In the online poll of 1,068 Indian consumers in the second quarter this year, 26 percent said they want to buy a Xiaomi phone, 17 percent a phone from China's OnePlus, and only 14 percent from Samsung. Samsung's ranking fell a notch even though Apple was excluded from the survey.
OnePlus is a brand belonging to China's BBK Electronics and affiliated with Vivo and OPPO, with which it shares manufacturing and parts technologies. SA said OnePlus has risen in popularity in India recently with its premium OnePlus 5 and 6.
One industry watcher said, "The survey must be a bitter pill to swallow" for Samsung, which has just opened a new smartphone plant in Noida outside New Delhi to regain its lead.
Preference surveys usually predict purchasing patterns quite accurately. A similar preference survey in the first quarter of 2017 showed Xiaomi in the lead followed jointly by Samsung and Apple. But in terms of market share, Samsung was ahead of Xiaomi, which eventually overtook the Korean giant by two percentage points in the fourth quarter of last year. The gap widened by five percentage points in the first quarter of this year.
The trend is reminiscent of what has happened to Samsung in China. Brand preference surveys of Chinese consumers by Morgan Stanley showed Samsung's share of fans falling from 37 percent in 2013 to 15 percent in 2015. Over the same period its market share fell from first to fifth. Now it ranks a sorry eighth with a market share under two percent.

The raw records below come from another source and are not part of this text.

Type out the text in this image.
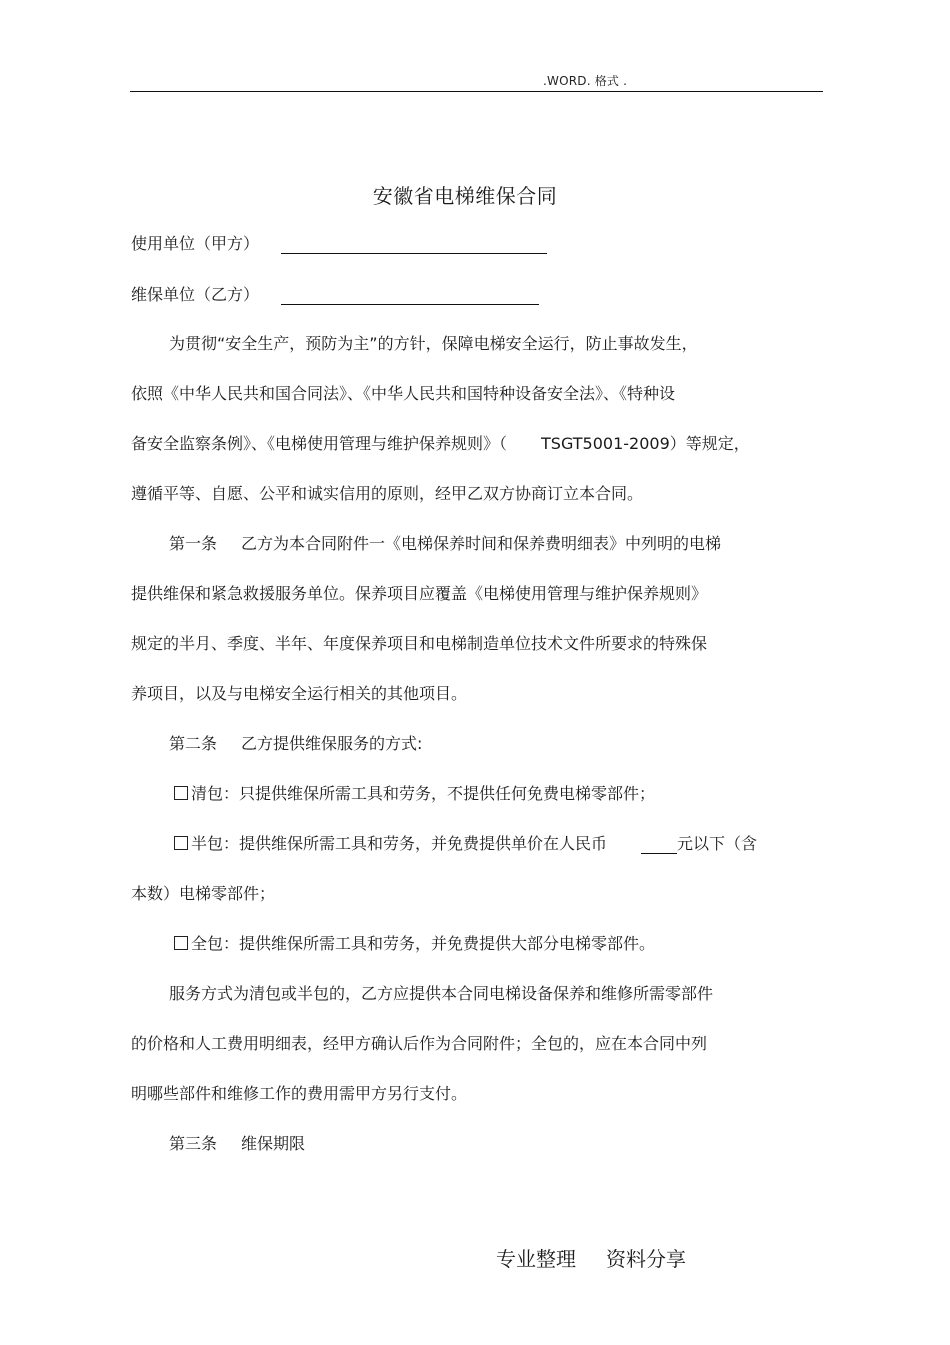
.WORD. 格式 .
安徽省电梯维保合同
使用单位（甲方）
维保单位（乙方）
为贯彻“安全生产，预防为主”的方针，保障电梯安全运行，防止事故发生，
依照《中华人民共和国合同法》、《中华人民共和国特种设备安全法》、《特种设
备安全监察条例》、《电梯使用管理与维护保养规则》（ TSGT5001-2009）等规定，
遵循平等、自愿、公平和诚实信用的原则，经甲乙双方协商订立本合同。
第一条 乙方为本合同附件一《电梯保养时间和保养费明细表》中列明的电梯
提供维保和紧急救援服务单位。保养项目应覆盖《电梯使用管理与维护保养规则》
规定的半月、季度、半年、年度保养项目和电梯制造单位技术文件所要求的特殊保
养项目，以及与电梯安全运行相关的其他项目。
第二条 乙方提供维保服务的方式:
清包：只提供维保所需工具和劳务，不提供任何免费电梯零部件；
半包：提供维保所需工具和劳务，并免费提供单价在人民币	元以下（含
本数）电梯零部件；
全包：提供维保所需工具和劳务，并免费提供大部分电梯零部件。
服务方式为清包或半包的，乙方应提供本合同电梯设备保养和维修所需零部件
的价格和人工费用明细表，经甲方确认后作为合同附件；全包的，应在本合同中列
明哪些部件和维修工作的费用需甲方另行支付。
第三条 维保期限
专业整理 资料分享
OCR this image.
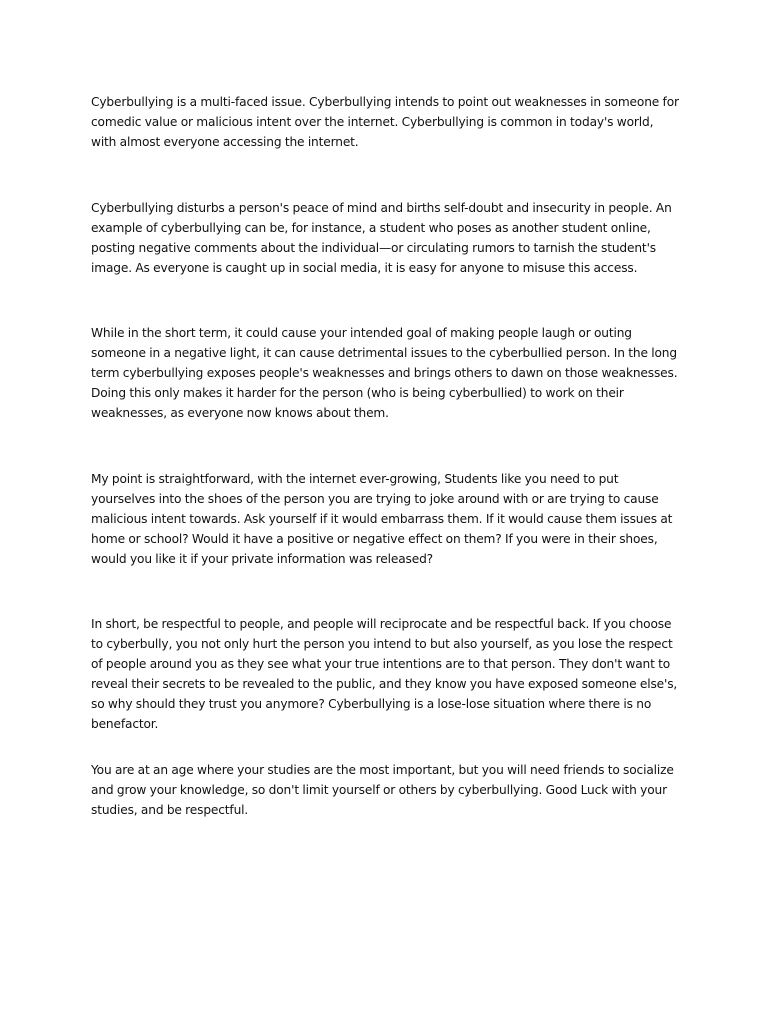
Cyberbullying is a multi-faced issue. Cyberbullying intends to point out weaknesses in someone for comedic value or malicious intent over the internet. Cyberbullying is common in today's world, with almost everyone accessing the internet.

Cyberbullying disturbs a person's peace of mind and births self-doubt and insecurity in people. An example of cyberbullying can be, for instance, a student who poses as another student online, posting negative comments about the individual—or circulating rumors to tarnish the student's image. As everyone is caught up in social media, it is easy for anyone to misuse this access.

While in the short term, it could cause your intended goal of making people laugh or outing someone in a negative light, it can cause detrimental issues to the cyberbullied person. In the long term cyberbullying exposes people's weaknesses and brings others to dawn on those weaknesses. Doing this only makes it harder for the person (who is being cyberbullied) to work on their weaknesses, as everyone now knows about them.

My point is straightforward, with the internet ever-growing, Students like you need to put yourselves into the shoes of the person you are trying to joke around with or are trying to cause malicious intent towards. Ask yourself if it would embarrass them. If it would cause them issues at home or school? Would it have a positive or negative effect on them? If you were in their shoes, would you like it if your private information was released?

In short, be respectful to people, and people will reciprocate and be respectful back. If you choose to cyberbully, you not only hurt the person you intend to but also yourself, as you lose the respect of people around you as they see what your true intentions are to that person. They don't want to reveal their secrets to be revealed to the public, and they know you have exposed someone else's, so why should they trust you anymore? Cyberbullying is a lose-lose situation where there is no benefactor.

You are at an age where your studies are the most important, but you will need friends to socialize and grow your knowledge, so don't limit yourself or others by cyberbullying. Good Luck with your studies, and be respectful.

Samsung faces stiff competition from China in terms of both cheap and premium smartphones. Its main rival in the low to mid-priced segment is Xiaomi, which has six plants in India already and controls 50 percent of India's online sales. Samsung also ranked third after OnePlus and Apple in India's premium market as of the third quarter of 2017.
Lee Byung-tae at the Korea Advanced Institute of Science and Technology said, "Chinese manufacturers learned how to beat Samsung in India from their success at home. The only way Samsung can win back the hearts of consumers is to build smartphones that boast superior quality and lower prices."